Sembra avere le idee chiare il Cristiano De Andrè che ritorna sul palcoscenico dell’Ariston. A proprio agio e sicuro di sè, difeso da un pugno di appunti scritti su fogli volanti, il cantante e musicista genovese non si nasconde e domanda sulla sua partecipazione al Festival: «Non ho avuto nessunapressione né da Fabio Fazio, né dal suo entourage. Valeva la pena di tentare, è stato un mio convincimento tornare a Sanremo e con due pezzi a mio avviso giusti che consentono di dare più luce all’album Come in cielo così in guerra, al tour che seguirà e ad altri progetti come un’opera rock che ho scritto, una sceneggiatura per un film e materiale che andrà a comporre altri due volumi di De Andrè canta De Andrè. Tento di dare, comunque, una mia impronta, soprattutto con il primo brano Invisibili a cui tengo particolarmente».

E sulle polemiche che hanno anticipato l’ascolto del pezzo ci tiene a precisare che: «Mio padre non c’entra nulla con la canzone. Non è dedicata a lui, ma a un mio caro amico, al mio più caro amico alla fine degli anni 70. Di certo era una Genova dura quella di allora quando avevo vent’anni, mentre alla mia stessa età Fabrizio viveva in una città bella e vivace. Insomma, niente a che fare con quella raccontata in Invisibili». La consapevolezza di avere una canzone vincente e di essere tra i favoriti, a dar retta ai sondaggisti e ai rumours che puntualmente invadono ogni edizione del festival, non distoglie Cristiano dal parlare del brano sfiorando una sincera autoanalisi di ciò che era e pensava quand’era un giovane di venti anni: «È il ritratto della mia generazione. È il racconto di uno scontro generazionale. Avevamo 18-20 anni e non riuscivamo ad accettare i limiti borghesi e morali di una visione adulta della vita che assolutamente non condividevamo. Per mia fortuna, a differenza dei miei amici che vivevano in famiglia rapporti di assoluta incomunicabilità, avevo un padre di larghe vedute. Ma, anch’io avevo una mia personale confusione e inquietudine, ero sempre il figlio di… e a nessuno sembrava interessasse di Cristiano. Una inquietudine che incanalai nella grande passione per la musica, nello studio del violino al conservatorio».
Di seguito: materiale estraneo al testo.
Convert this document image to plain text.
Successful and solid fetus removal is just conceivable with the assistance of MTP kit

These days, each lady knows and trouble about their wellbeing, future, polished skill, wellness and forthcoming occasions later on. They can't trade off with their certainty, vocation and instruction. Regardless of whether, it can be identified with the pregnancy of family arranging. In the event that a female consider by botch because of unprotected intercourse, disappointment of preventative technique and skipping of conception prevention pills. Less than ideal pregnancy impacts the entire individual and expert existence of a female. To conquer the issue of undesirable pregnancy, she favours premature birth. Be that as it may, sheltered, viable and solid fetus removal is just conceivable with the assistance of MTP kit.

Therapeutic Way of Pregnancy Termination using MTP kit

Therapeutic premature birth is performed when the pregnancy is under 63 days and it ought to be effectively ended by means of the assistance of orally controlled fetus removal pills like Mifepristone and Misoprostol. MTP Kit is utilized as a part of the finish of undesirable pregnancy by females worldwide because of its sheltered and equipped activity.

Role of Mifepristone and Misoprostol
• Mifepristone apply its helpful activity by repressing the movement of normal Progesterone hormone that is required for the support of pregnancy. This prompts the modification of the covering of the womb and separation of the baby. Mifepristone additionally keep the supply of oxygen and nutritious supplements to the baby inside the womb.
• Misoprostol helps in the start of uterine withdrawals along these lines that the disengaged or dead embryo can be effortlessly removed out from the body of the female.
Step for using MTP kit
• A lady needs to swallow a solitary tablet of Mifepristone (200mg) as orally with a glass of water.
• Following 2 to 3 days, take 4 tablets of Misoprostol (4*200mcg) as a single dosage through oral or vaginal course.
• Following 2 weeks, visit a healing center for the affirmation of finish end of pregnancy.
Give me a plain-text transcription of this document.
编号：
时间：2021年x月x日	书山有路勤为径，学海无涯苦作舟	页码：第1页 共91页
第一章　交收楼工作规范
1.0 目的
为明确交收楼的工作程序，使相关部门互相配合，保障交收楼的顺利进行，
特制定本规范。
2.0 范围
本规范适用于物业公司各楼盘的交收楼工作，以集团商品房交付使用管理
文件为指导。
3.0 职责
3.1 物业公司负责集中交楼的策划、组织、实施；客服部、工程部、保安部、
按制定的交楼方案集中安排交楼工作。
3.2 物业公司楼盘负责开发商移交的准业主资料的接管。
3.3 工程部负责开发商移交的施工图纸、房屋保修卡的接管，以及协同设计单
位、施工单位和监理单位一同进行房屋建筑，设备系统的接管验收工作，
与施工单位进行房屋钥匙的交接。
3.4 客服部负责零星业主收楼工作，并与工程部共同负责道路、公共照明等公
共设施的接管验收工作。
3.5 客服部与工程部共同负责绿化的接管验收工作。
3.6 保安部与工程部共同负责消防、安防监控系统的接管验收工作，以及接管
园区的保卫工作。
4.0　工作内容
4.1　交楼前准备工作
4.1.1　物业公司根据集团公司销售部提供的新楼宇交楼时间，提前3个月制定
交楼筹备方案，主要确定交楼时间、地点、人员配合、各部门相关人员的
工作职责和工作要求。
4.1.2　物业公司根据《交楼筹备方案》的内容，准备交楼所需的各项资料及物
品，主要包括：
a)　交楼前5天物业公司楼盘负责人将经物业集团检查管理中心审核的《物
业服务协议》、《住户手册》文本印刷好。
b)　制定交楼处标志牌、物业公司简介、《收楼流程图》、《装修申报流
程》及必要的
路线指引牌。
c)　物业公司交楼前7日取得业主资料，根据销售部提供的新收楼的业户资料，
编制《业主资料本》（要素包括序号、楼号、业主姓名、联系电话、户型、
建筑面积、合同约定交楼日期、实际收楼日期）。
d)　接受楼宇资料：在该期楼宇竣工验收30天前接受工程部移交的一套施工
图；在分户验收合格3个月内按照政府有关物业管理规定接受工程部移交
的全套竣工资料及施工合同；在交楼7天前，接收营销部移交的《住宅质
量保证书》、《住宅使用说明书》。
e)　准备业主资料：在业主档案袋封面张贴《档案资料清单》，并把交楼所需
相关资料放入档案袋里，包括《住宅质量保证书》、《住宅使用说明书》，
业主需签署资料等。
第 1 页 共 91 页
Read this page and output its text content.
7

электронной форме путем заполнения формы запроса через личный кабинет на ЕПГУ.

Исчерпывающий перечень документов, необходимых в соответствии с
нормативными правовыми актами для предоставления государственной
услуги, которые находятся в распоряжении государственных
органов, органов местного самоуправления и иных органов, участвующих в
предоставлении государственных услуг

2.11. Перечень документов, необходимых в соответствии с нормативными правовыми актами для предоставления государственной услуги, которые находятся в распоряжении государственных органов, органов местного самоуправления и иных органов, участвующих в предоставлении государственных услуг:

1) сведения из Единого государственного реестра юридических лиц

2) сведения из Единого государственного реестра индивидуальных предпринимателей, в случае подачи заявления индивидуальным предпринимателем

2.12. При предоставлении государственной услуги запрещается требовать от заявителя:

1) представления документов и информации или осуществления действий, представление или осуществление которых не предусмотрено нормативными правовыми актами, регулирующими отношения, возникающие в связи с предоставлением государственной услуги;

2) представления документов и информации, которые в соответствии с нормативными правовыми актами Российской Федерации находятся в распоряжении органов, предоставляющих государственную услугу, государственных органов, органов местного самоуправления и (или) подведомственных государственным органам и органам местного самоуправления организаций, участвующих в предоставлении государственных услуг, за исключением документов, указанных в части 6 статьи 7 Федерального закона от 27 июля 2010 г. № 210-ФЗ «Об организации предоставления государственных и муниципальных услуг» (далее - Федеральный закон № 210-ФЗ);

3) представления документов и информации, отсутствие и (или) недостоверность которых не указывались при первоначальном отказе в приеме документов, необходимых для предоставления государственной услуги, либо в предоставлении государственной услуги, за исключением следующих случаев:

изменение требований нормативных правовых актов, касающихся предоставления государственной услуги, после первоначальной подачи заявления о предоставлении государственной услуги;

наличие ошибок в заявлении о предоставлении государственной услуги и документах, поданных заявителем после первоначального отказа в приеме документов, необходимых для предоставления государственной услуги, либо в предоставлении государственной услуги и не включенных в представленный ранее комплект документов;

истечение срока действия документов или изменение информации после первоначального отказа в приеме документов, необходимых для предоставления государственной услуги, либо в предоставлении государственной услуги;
Erano i tempi dei primi problemi familiari, un periodo che coincideva con gli anni di un’Italia democristiana che aveva mal digerito e sopportato a denti stretti la vittoria dei referendum sul divorzio e sull’aborto. «Un’Italia che a vent’anni non sopportavo, per quello che stava succedendo tra stragi e tangenti» E poi all’improvviso apparve l’eroina. Città come Genova e come Verona ne furono invase. In molti vi si avvicinarono e rimasero bruciati. Un’intera generazione fu tolta di mezzo. Chi si drogava andava ad ingrossare un esercito di invisibili, ma invisibili erano anche gli assassini. Nessuno voleva vedere, soprattutto gli adulti.

Se Invisibili sembra non prevedere una via d’uscita, il secondo brano Il cielo è vuoto, un speranza di cambiamento di rotta pare indicarla: «Dobbiamo riuscire a dipingere nuovamente il cielo e non con colori preconfezionati. Ascoltando la nostra anima, tornando ad essere dei sognatori e allontanandoci da logiche di mercato e di consumo. Ecco mi piacerebbe tornare a riempire quella sacca dell’anima così importante negli anni più creativi dei 60 e 70». Ci sarà tempo per leggere l’autobiografia che a breve De Andrè pubblicherà come ci sarà spazio a Sanremo anche per un omaggio a Fabrizio, quando Cristiano canterà venerdì Verranno a chiederti del nostro amore: «L’ho scelta perché ho ancora in mente le lacrime di mia madre quando mio padre gliela fece ascoltare di notte dopo averla composta. Avevo poco più di dieci anni fui svegliato e spiai quel loro momento di intimità».